Nach wie vor spannend lesen sich die amerikanischen Reisetagebücher von Alexander von Humboldt. In dem Sammelband „Buch der Begegnungen“ kann man wichtige Passagen, Ausschnitte aus den 4500 Seiten des Tagebuches, nachlesen. Humboldt beschreibt Pflanzen, Tiere, das Meer und seine zahlreichen Bekanntschaften.
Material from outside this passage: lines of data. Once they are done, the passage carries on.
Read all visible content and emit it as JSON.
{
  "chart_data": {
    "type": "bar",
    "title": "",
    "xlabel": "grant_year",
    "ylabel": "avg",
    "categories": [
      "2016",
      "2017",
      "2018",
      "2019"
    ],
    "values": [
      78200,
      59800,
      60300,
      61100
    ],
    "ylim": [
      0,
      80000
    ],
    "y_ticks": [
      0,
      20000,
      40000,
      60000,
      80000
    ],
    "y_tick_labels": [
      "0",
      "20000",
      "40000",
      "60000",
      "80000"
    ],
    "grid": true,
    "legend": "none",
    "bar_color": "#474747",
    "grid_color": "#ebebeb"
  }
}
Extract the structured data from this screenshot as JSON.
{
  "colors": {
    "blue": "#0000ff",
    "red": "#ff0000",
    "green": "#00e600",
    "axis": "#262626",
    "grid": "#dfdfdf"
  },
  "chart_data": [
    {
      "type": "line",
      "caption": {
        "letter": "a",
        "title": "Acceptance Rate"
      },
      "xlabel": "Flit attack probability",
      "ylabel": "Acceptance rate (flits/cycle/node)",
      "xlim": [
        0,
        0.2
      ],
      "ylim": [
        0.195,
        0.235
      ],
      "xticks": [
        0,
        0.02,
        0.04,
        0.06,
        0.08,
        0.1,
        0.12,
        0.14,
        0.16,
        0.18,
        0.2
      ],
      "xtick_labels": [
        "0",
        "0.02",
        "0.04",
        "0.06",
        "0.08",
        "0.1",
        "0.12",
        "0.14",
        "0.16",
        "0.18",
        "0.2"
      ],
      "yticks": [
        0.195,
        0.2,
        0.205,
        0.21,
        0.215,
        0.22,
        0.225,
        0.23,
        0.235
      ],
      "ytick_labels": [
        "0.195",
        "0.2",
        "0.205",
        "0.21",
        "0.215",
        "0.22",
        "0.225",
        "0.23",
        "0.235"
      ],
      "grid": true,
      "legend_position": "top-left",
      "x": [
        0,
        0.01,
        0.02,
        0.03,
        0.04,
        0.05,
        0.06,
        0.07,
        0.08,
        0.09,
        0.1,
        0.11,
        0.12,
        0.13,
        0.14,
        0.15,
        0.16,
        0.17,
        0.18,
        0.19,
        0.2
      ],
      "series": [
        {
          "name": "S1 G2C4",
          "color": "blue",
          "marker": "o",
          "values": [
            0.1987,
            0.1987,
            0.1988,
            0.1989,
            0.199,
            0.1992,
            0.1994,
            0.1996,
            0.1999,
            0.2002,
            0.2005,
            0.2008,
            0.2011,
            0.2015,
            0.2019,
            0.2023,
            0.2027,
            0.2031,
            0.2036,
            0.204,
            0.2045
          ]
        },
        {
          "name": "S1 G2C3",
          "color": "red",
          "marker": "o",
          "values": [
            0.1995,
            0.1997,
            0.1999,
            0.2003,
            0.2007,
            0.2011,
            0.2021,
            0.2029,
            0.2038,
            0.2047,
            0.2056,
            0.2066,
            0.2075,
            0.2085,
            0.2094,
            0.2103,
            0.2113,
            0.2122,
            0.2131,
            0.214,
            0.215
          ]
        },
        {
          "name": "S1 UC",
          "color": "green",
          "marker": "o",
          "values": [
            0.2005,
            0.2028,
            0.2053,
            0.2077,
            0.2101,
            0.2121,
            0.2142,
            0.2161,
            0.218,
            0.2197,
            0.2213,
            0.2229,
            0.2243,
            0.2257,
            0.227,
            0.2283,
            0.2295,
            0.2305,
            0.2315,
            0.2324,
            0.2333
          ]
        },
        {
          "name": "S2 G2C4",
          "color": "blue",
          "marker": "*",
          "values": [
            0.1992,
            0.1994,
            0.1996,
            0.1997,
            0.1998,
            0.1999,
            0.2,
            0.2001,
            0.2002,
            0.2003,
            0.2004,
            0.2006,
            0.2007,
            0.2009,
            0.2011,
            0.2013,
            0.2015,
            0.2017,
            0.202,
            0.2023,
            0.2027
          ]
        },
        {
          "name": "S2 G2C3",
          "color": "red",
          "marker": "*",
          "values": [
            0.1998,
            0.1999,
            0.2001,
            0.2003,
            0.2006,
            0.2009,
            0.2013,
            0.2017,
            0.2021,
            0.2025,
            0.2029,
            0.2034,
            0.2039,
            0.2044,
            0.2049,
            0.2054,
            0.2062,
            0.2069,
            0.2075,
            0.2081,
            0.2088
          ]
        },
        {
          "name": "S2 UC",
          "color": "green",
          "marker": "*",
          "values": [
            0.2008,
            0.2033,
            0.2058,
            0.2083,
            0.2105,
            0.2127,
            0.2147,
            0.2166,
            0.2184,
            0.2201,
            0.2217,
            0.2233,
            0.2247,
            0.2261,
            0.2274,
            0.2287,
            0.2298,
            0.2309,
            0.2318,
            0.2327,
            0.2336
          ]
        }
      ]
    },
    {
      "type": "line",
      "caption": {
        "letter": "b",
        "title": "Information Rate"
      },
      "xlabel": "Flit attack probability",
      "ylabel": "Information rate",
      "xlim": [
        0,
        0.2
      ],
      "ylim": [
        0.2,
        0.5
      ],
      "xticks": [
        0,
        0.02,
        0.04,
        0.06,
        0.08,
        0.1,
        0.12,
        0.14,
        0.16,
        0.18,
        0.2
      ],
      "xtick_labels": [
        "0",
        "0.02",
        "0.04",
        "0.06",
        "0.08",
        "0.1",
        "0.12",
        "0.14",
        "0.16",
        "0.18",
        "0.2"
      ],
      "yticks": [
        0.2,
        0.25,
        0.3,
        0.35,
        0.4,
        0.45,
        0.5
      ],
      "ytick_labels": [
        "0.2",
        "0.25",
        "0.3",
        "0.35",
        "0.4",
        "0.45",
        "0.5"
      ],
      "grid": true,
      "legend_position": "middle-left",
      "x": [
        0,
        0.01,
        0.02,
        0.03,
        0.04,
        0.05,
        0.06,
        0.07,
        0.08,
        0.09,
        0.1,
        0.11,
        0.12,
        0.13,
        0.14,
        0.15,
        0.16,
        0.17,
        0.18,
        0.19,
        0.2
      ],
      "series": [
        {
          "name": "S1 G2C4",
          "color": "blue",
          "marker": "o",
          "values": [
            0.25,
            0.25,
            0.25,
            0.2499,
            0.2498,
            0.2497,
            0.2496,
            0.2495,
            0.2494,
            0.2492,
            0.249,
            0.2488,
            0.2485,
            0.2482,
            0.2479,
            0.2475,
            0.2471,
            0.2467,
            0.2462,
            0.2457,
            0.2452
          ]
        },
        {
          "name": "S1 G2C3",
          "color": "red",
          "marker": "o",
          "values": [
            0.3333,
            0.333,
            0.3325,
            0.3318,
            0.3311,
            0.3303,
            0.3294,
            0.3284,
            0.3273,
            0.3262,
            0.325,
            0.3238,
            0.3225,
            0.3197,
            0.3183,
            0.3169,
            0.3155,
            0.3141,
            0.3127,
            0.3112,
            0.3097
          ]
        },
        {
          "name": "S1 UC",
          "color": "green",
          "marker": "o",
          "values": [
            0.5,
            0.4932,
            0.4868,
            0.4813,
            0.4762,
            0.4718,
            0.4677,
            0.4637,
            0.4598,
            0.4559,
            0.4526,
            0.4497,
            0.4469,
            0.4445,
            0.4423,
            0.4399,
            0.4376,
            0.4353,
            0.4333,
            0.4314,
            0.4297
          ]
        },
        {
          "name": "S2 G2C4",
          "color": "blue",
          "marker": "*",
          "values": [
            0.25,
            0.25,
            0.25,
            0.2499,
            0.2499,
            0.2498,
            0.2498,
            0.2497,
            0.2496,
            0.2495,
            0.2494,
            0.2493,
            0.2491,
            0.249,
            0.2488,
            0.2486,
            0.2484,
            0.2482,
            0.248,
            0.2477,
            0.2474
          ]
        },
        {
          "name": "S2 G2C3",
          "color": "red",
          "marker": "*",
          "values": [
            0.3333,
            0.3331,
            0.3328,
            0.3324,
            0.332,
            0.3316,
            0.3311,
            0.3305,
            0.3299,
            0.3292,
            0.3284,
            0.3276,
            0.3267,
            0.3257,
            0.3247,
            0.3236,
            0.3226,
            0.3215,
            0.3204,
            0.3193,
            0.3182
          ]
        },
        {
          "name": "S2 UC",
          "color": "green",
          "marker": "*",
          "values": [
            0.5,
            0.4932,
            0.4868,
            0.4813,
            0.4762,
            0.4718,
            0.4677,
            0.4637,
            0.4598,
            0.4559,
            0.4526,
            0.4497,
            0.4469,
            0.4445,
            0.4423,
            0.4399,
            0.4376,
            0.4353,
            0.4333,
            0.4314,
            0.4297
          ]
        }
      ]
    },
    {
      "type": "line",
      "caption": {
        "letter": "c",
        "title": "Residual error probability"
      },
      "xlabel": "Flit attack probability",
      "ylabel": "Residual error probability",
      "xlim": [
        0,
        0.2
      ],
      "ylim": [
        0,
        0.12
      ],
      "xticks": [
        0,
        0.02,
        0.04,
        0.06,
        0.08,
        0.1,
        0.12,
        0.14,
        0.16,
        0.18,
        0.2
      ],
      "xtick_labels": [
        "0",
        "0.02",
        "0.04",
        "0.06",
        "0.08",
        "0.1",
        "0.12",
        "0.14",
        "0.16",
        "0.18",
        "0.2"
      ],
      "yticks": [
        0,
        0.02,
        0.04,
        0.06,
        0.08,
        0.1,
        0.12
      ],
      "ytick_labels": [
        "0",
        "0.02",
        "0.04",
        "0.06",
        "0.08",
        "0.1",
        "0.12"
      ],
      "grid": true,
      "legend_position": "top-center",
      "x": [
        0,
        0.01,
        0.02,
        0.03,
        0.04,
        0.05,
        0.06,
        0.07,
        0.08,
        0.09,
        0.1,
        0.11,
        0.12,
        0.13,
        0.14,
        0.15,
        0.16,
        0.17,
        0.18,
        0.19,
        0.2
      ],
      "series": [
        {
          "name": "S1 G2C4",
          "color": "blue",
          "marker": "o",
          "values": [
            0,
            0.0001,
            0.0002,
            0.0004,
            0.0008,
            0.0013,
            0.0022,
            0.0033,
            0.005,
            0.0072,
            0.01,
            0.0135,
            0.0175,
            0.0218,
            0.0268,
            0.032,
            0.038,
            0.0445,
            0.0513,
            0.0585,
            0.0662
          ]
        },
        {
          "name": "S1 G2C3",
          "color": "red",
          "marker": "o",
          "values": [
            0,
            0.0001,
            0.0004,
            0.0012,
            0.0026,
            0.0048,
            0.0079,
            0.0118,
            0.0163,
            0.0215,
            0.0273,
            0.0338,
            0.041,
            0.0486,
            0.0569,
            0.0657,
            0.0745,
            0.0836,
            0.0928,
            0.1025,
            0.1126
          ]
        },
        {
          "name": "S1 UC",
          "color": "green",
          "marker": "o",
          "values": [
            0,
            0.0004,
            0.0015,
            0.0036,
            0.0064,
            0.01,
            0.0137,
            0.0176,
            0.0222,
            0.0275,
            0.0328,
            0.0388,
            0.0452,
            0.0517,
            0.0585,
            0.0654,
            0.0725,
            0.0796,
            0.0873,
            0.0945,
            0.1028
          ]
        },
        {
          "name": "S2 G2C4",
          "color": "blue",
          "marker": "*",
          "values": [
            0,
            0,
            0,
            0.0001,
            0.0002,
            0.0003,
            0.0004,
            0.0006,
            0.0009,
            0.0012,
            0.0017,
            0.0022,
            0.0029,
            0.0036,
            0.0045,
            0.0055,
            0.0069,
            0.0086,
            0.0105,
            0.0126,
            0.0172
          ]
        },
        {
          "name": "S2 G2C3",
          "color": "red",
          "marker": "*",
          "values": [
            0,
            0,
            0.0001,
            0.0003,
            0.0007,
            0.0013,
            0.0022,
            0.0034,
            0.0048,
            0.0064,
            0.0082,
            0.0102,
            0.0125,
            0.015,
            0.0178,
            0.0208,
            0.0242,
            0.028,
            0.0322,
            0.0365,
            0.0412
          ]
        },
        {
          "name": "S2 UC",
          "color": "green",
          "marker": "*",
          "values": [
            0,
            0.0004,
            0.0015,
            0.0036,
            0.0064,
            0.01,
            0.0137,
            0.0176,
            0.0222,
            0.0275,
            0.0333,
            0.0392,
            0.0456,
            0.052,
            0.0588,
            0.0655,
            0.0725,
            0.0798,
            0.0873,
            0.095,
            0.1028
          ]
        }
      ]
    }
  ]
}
Ein Ergebnis seiner Wissenschaft der Bewegung ist seine berühmte Einsicht: „Alles ist Wechselwirkung.“ Die Lage des Menschen ist von seiner komplexen Einbettung in Natur, Geschichte, Kultur, Religion, Geografie und Ökonomie niemals zu trennen. Echtes Urteilen setzt für Humboldt immer die direkte Begegnung voraus. Er erkennt die Grundvoraussetzung der Vorurteile gegenüber Anderen: die Nicht-Begegnung, die Ferndiagnose. Prinzipien die auch heute noch gelten. In seinen Tagebüchern erinnert er zudem daran, dass sich die Komplexität der Welt nicht aus der Perspektive einer Sprache darstellen lässt.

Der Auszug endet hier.